One book I read about Law School talks about how no one really seems to know why they did well or poorly. The cynical view this author (a lawyer) took was that people explained good grades by saying they had “what it takes” as though it were an innate quality. Fortunately this author maintained that it wasn’t necessarily that some people had “it” and others didn’t, but rather that it was a way of thinking and studying that some naturally took to, while others had to make a conscious effort. (One of the new skills to learn was “examsmanship” or the ability to do well on Law school exams.) The reason Law school is such a trauma (according to the author), was that was very little explicit teaching of these skills happened. Learning you hadn’t gotten “it”, only at the end of the class, after you had taken the finals that counted for all of your grades, was rather demoralizing.

What this means is that though things have gotten better since that book was written in 1996, there are still some problems. Exams used to be the whole grade, but my first exams only count for 10% of my grade. I’m not really sure, but I think the books and professors could use more conventional teaching styles to help us get going. For example they could 1) tell us the basic law 2) give us examples 3) give hypotheticals that change the facts of the examples 4) ask questions about the hypotheticals 5) give us some sample answers, or have us turn in some answers occasionally so we can get feedback. Right now steps 1), and 5) are missing, and these are really useful steps.

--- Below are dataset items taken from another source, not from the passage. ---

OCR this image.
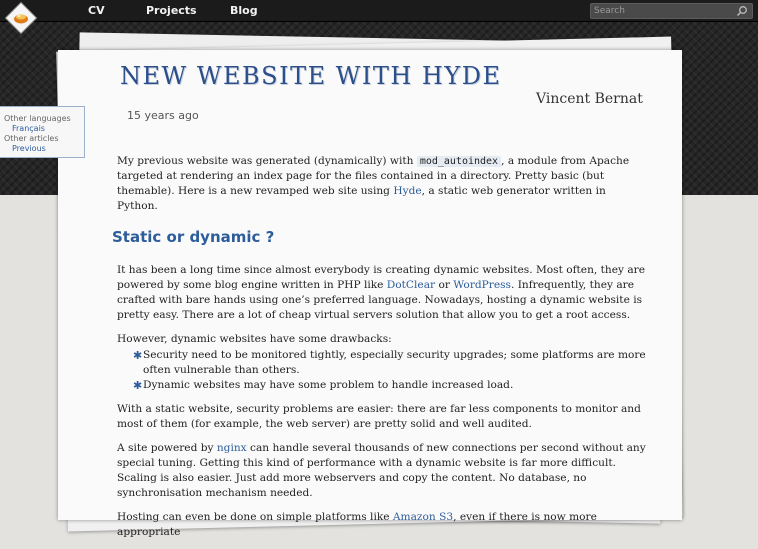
CV	Projects	Blog
Search
NEW WEBSITE WITH HYDE
Vincent Bernat
15 years ago
Other languages
Français
Other articles
Previous

My previous website was generated (dynamically) with mod_autoindex , a module from Apache targeted at rendering an index page for the files contained in a directory. Pretty basic (but themable). Here is a new revamped web site using Hyde, a static web generator written in Python.

Static or dynamic ?

It has been a long time since almost everybody is creating dynamic websites. Most often, they are powered by some blog engine written in PHP like DotClear or WordPress. Infrequently, they are crafted with bare hands using one’s preferred language. Nowadays, hosting a dynamic website is pretty easy. There are a lot of cheap virtual servers solution that allow you to get a root access.

However, dynamic websites have some drawbacks:

✱ Security need to be monitored tightly, especially security upgrades; some platforms are more often vulnerable than others.
✱ Dynamic websites may have some problem to handle increased load.

With a static website, security problems are easier: there are far less components to monitor and most of them (for example, the web server) are pretty solid and well audited.

A site powered by nginx can handle several thousands of new connections per second without any special tuning. Getting this kind of performance with a dynamic website is far more difficult. Scaling is also easier. Just add more webservers and copy the content. No database, no synchronisation mechanism needed.

Hosting can even be done on simple platforms like Amazon S3, even if there is now more appropriate
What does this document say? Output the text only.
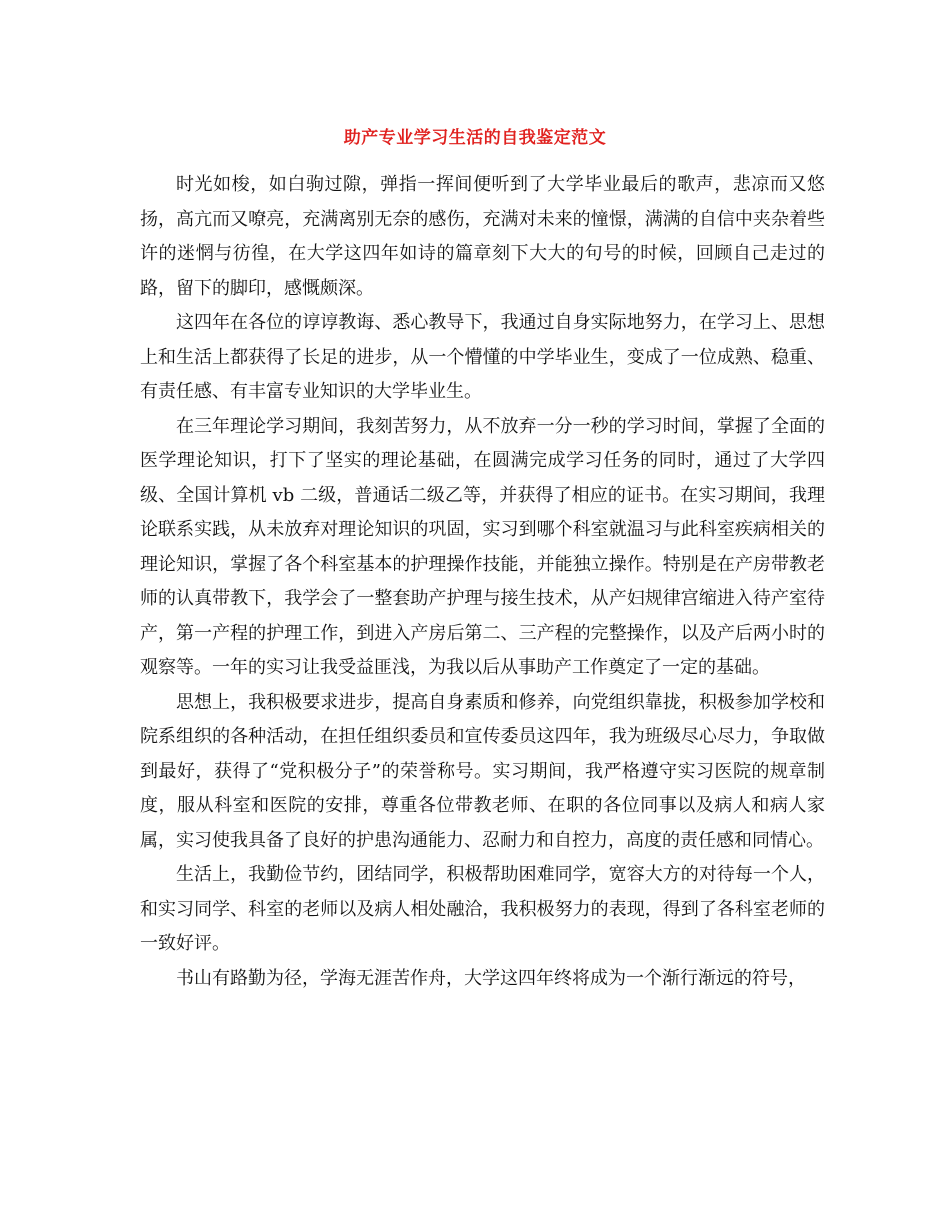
助产专业学习生活的自我鉴定范文

时光如梭，如白驹过隙，弹指一挥间便听到了大学毕业最后的歌声，悲凉而又悠扬，高亢而又嘹亮，充满离别无奈的感伤，充满对未来的憧憬，满满的自信中夹杂着些许的迷惘与彷徨，在大学这四年如诗的篇章刻下大大的句号的时候，回顾自己走过的路，留下的脚印，感慨颇深。

这四年在各位的谆谆教诲、悉心教导下，我通过自身实际地努力，在学习上、思想上和生活上都获得了长足的进步，从一个懵懂的中学毕业生，变成了一位成熟、稳重、有责任感、有丰富专业知识的大学毕业生。

在三年理论学习期间，我刻苦努力，从不放弃一分一秒的学习时间，掌握了全面的医学理论知识，打下了坚实的理论基础，在圆满完成学习任务的同时，通过了大学四级、全国计算机 vb 二级，普通话二级乙等，并获得了相应的证书。在实习期间，我理论联系实践，从未放弃对理论知识的巩固，实习到哪个科室就温习与此科室疾病相关的理论知识，掌握了各个科室基本的护理操作技能，并能独立操作。特别是在产房带教老师的认真带教下，我学会了一整套助产护理与接生技术，从产妇规律宫缩进入待产室待产，第一产程的护理工作，到进入产房后第二、三产程的完整操作，以及产后两小时的观察等。一年的实习让我受益匪浅，为我以后从事助产工作奠定了一定的基础。

思想上，我积极要求进步，提高自身素质和修养，向党组织靠拢，积极参加学校和院系组织的各种活动，在担任组织委员和宣传委员这四年，我为班级尽心尽力，争取做到最好，获得了“党积极分子”的荣誉称号。实习期间，我严格遵守实习医院的规章制度，服从科室和医院的安排，尊重各位带教老师、在职的各位同事以及病人和病人家属，实习使我具备了良好的护患沟通能力、忍耐力和自控力，高度的责任感和同情心。

生活上，我勤俭节约，团结同学，积极帮助困难同学，宽容大方的对待每一个人，和实习同学、科室的老师以及病人相处融洽，我积极努力的表现，得到了各科室老师的一致好评。

书山有路勤为径，学海无涯苦作舟，大学这四年终将成为一个渐行渐远的符号，
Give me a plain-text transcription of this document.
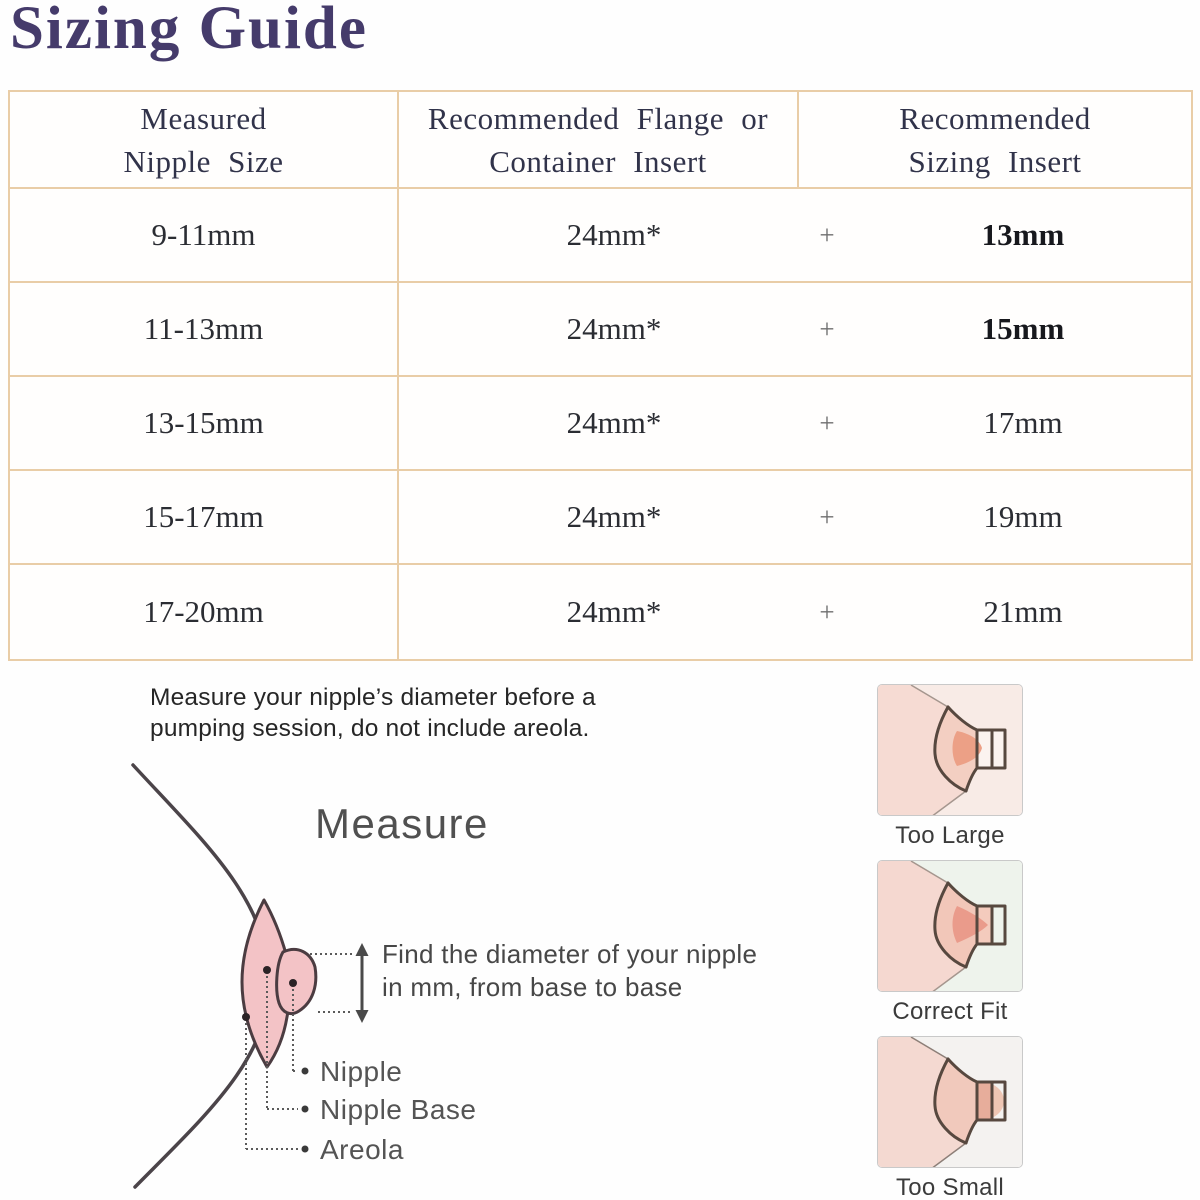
Sizing Guide
Measured
Nipple Size
Recommended Flange or
Container Insert
Recommended
Sizing Insert
9-11mm	24mm*	+	13mm
11-13mm	24mm*	+	15mm
13-15mm	24mm*	+	17mm
15-17mm	24mm*	+	19mm
17-20mm	24mm*	+	21mm
Measure your nipple’s diameter before a
pumping session, do not include areola.
Measure
Find the diameter of your nipple
in mm, from base to base
Nipple
Nipple Base
Areola
Too Large
Correct Fit
Too Small
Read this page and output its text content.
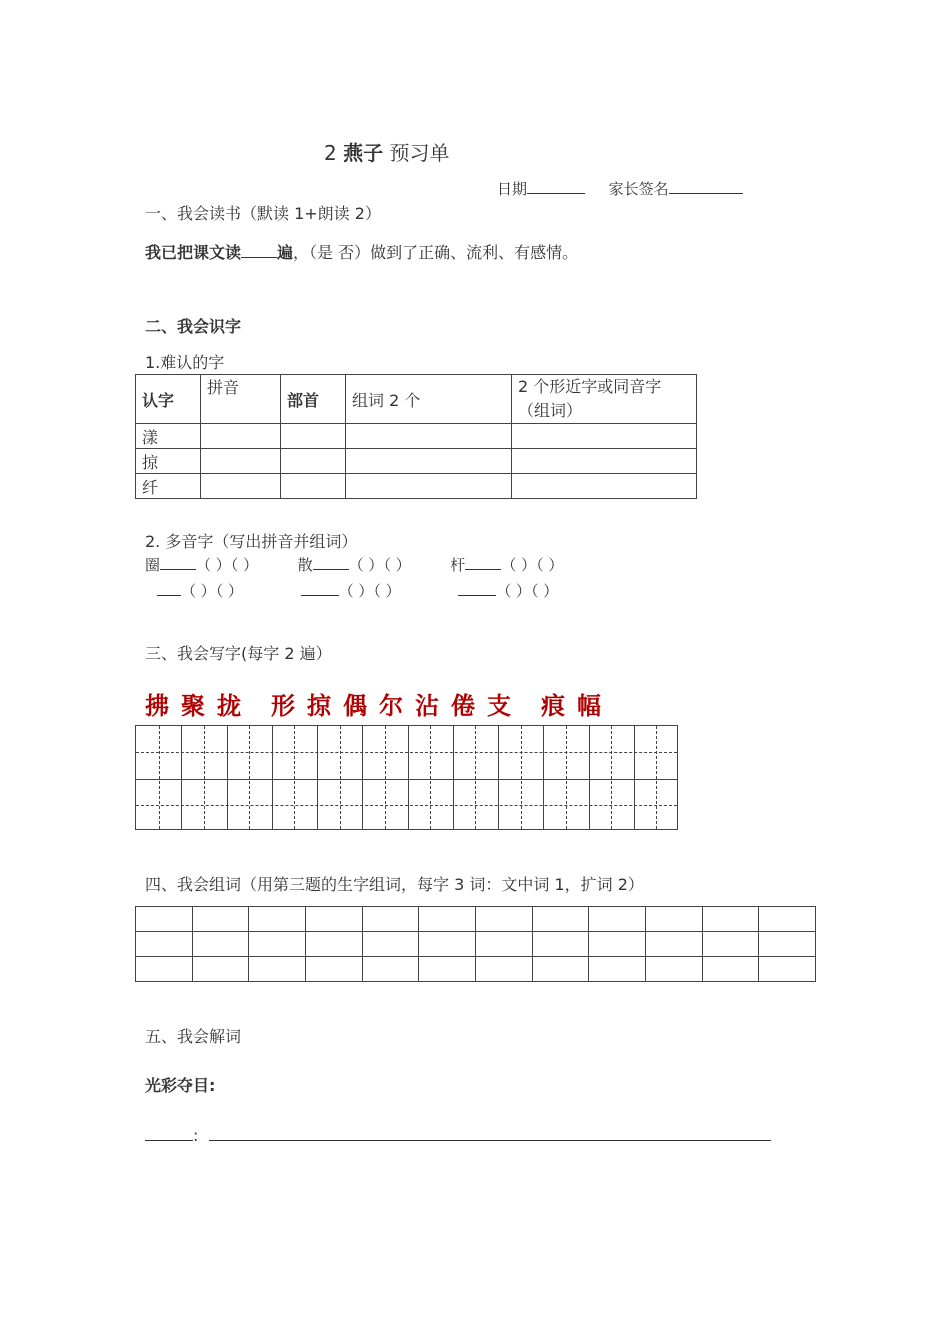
2 燕子 预习单
日期	家长签名
一、我会读书（默读 1+朗读 2）
我已把课文读 遍，（是 否）做到了正确、流利、有感情。
二、我会识字
1.难认的字
认字	拼音	部首	组词 2 个	2 个形近字或同音字（组词）
漾				
掠				
纤				
2. 多音字（写出拼音并组词）
圈 （ ）（ ）	散 （ ）（ ）	杆 （ ）（ ）
（ ）（ ）	（ ）（ ）	（ ）（ ）
三、我会写字(每字 2 遍）
拂 聚 拢 形 掠 偶 尔 沾 倦 支 痕 幅
四、我会组词（用第三题的生字组词，每字 3 词：文中词 1，扩词 2）

五、我会解词
光彩夺目:
:
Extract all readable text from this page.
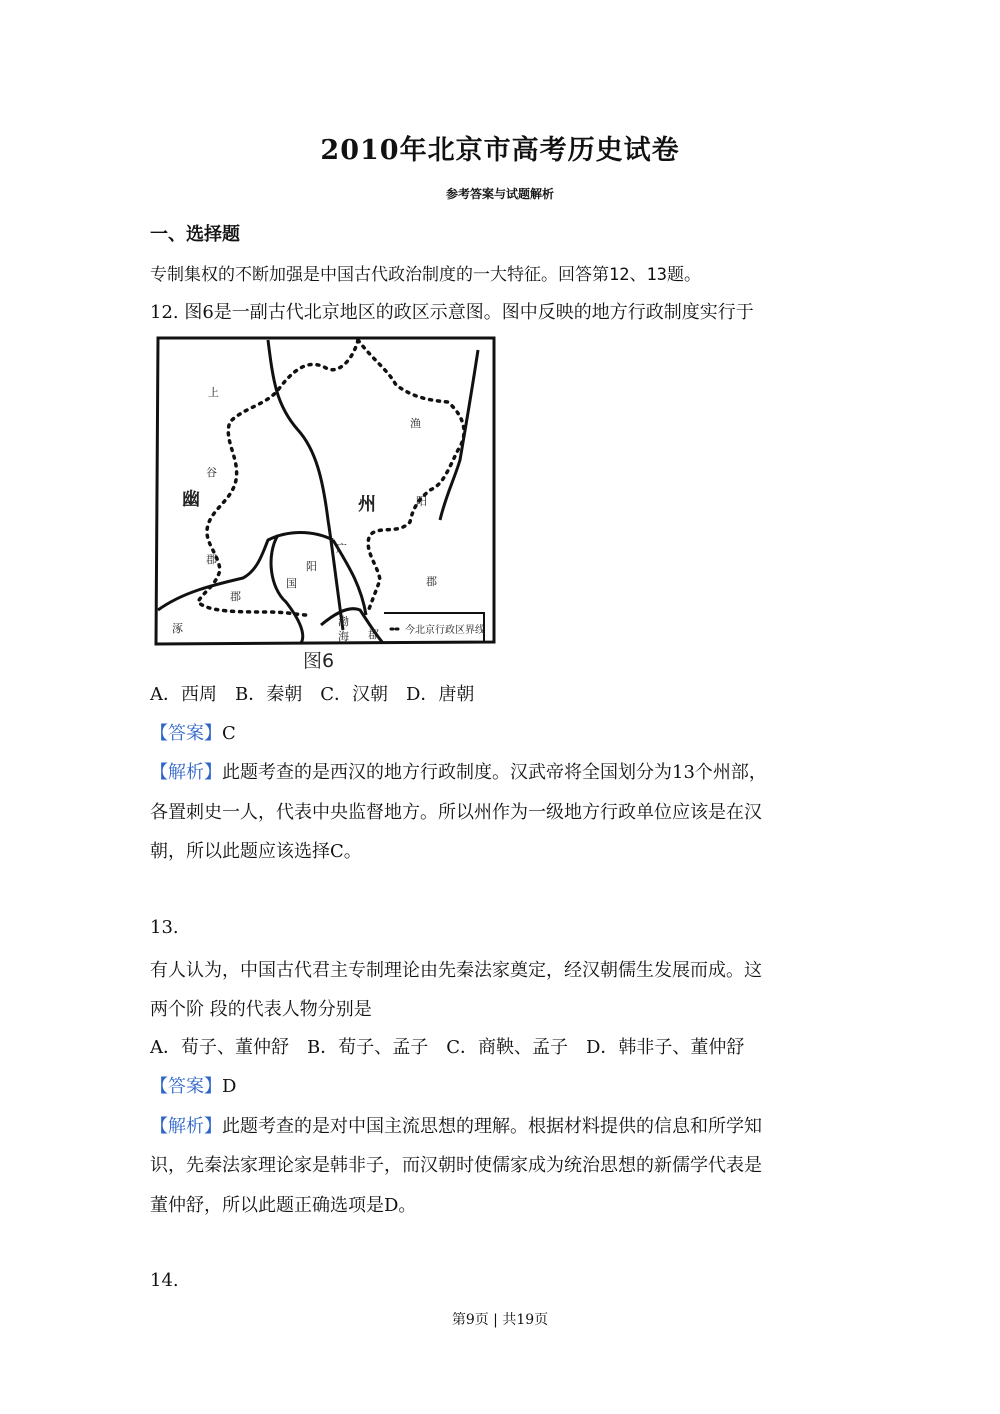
2010年北京市高考历史试卷
参考答案与试题解析
一、选择题
专制集权的不断加强是中国古代政治制度的一大特征。回答第12、13题。
12. 图6是一副古代北京地区的政区示意图。图中反映的地方行政制度实行于
上
谷
幽
郡
郡
涿
州
渔
阳
郡
广
阳
国
渤
海 郡	今北京行政区界线
图6
A．西周　B．秦朝　C．汉朝　D．唐朝
【答案】C
【解析】此题考查的是西汉的地方行政制度。汉武帝将全国划分为13个州部，
各置刺史一人，代表中央监督地方。所以州作为一级地方行政单位应该是在汉
朝，所以此题应该选择C。
13.
有人认为，中国古代君主专制理论由先秦法家奠定，经汉朝儒生发展而成。这
两个阶 段的代表人物分别是
A．荀子、董仲舒　B．荀子、孟子　C．商鞅、孟子　D．韩非子、董仲舒
【答案】D
【解析】此题考查的是对中国主流思想的理解。根据材料提供的信息和所学知
识，先秦法家理论家是韩非子，而汉朝时使儒家成为统治思想的新儒学代表是
董仲舒，所以此题正确选项是D。
14.
第9页 | 共19页
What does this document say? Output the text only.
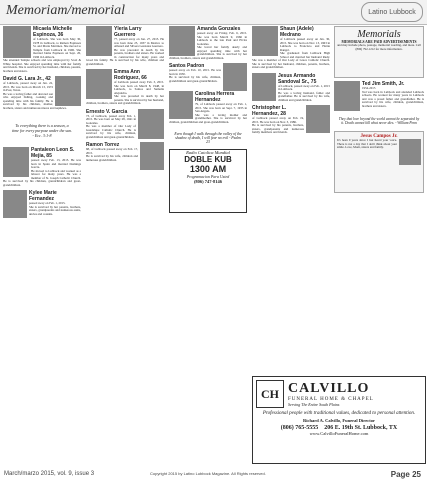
Memoriam/memorial	Latino Lubbock
Micaela Michelle Espinoza, 36
of Lubbock. She was born May 30, 1978 in Lubbock, to Ramon Espinoza Sr. and Maria Martinez. She moved to Temple from Lubbock in 1996. She married Jaime Espinoza on Sept. 20, 1996 in Lubbock.
She attended Temple schools and was employed by Scott & White hospital. She enjoyed spending time with her family and friends. She is survived by her husband, children, parents, brothers and sisters.
David G. Lara Jr., 42
of Lubbock, passed away on Jan. 22, 2015. He was born on March 13, 1972 in Post, Texas.
He was a loving father and devoted son who enjoyed fishing, cooking and spending time with his family. He is survived by his children, mother, brothers, sisters and numerous nieces and nephews.
To everything there is a season, a time for every purpose under the sun. - Ecc. 3:1-8
Pantaleon Leon S. Mejia, 85
passed away Feb. 13, 2015. He was born in Spain and married Dominga Garcia.
He moved to Lubbock and worked as a laborer for many years. He was a member of St. Joseph Catholic Church. He is survived by his children, grandchildren and great-grandchildren.
Kylee Marie Fernandez
passed away on Feb. 1, 2015.
She is survived by her parents, brothers, sisters, grandparents and numerous aunts, uncles and cousins.
Yleria Larry Guerrero
77, passed away on Jan. 27, 2015. He was born June 25, 1937 in Mexico to Albeard and Silvera Gonzales Guerrero.
He was preceded in death by his parents, brothers and sisters. He worked in construction for many years and loved his family. He is survived by his wife, children and grandchildren.
Emma Ann Rodriguez, 66
of Lubbock passed away Feb. 3, 2015. She was born on March 8, 1948, in Lubbock, to Santos and Sumalia Alejandro.
She was preceded in death by her parents. She is survived by her husband, children, brothers, sisters and grandchildren.
Ernesto V. Garcia
73, of Lubbock, passed away Feb. 1, 2015. He was born on May 28, 1941 in Gonzales.
He was a member of Our Lady of Guadalupe Catholic Church. He is survived by his wife, children, grandchildren and great-grandchildren.
Ramon Torrez
68, of Lubbock passed away on Feb. 17, 2015.
He is survived by his wife, children and numerous grandchildren.
Amanda Gonzales
passed away on Friday, Feb. 6, 2015. She was born March 9, 1966 in Lubbock to the late Paul and Elvira Gonzales.
She loved her family dearly and enjoyed spending time with her grandchildren. She is survived by her children, brothers, sisters and grandchildren.
Santos Padron
passed away on Feb. 10, 2015. He was born in 1930.
He is survived by his wife, children, grandchildren and great-grandchildren.
Carolina Herrera Hernandez
79, of Lubbock passed away on Feb. 1, 2015. She was born on Sept. 7, 1935 in San Angelo.
She was a loving mother and grandmother. She is survived by her children, grandchildren and great-grandchildren.
Even though I walk through the valley of the shadow of death, I will fear no evil - Psalm 23
Radio Catolica Mundial
DOBLE KUB
1300 AM
Programacion Para Usted
(806) 747-8146
Shaun (Adele) Medrano
of Lubbock passed away on Jan. 30, 2015. She was born on Nov. 13, 1963 in Lubbock to Francisco and Hattie Rangel.
She graduated from Lubbock High School and married her husband Rudy. She was a member of Our Lady of Grace Catholic Church. She is survived by her husband, children, parents, brothers, sisters and grandchildren.
Jesus Armando Sandoval Sr., 75
of Lubbock, passed away on Feb. 1, 2015 in Lubbock.
He was a loving husband, father and grandfather. He is survived by his wife, children and grandchildren.
Christopher L. Hernandez, 28
of Lubbock passed away on Feb. 19, 2015. He was born on Nov. 3, 1986.
He is survived by his parents, brothers, sisters, grandparents and numerous family members and friends.
Memorials
MEMORIALS ARE PAID ADVERTISEMENTS
and may include photo, passage, memorial wording, and more. Call (806) 792-1212 for more information.
Ted Jim Smith, Jr.
1954-2015
Ted was born in Lubbock and attended Lubbock schools. He worked for many years in Lubbock and was a proud father and grandfather. He is survived by his wife, children, grandchildren, brothers and sisters.
They that love beyond the world cannot be separated by it. Death cannot kill what never dies. - William Penn
Jesus Campos Jr.
It's been 9 years since I last heard your voice. There is not a day that I don't think about your smile. Love, Mom, sisters and family.
CH CALVILLO
FUNERAL HOME & CHAPEL
Serving The Entire South Plains
Professional people with traditional values, dedicated to personal attention.
Richard A. Calvillo, Funeral Director
(806) 765-5555 206 E. 19th St. Lubbock, TX
www.CalvilloFuneralHome.com
March/marzo 2015, vol. 9, issue 3	Copyright 2015 by Latino Lubbock Magazine. All Rights reserved.	Page 25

But I’m enjoying reading the cases most of the time. Except I still get ornery when reading verbosity. It is a pet peeve of mine when people use really long convoluted sentences to say things. My take on it is that they are trying to sound smart and educated by using esoteric words and a billion modifying clauses in their sentences. It is harder to make a compelling and subtle argument using simple, clear structures, but it makes the argument stronger. That is my goal, is to write in plain English as much a possible.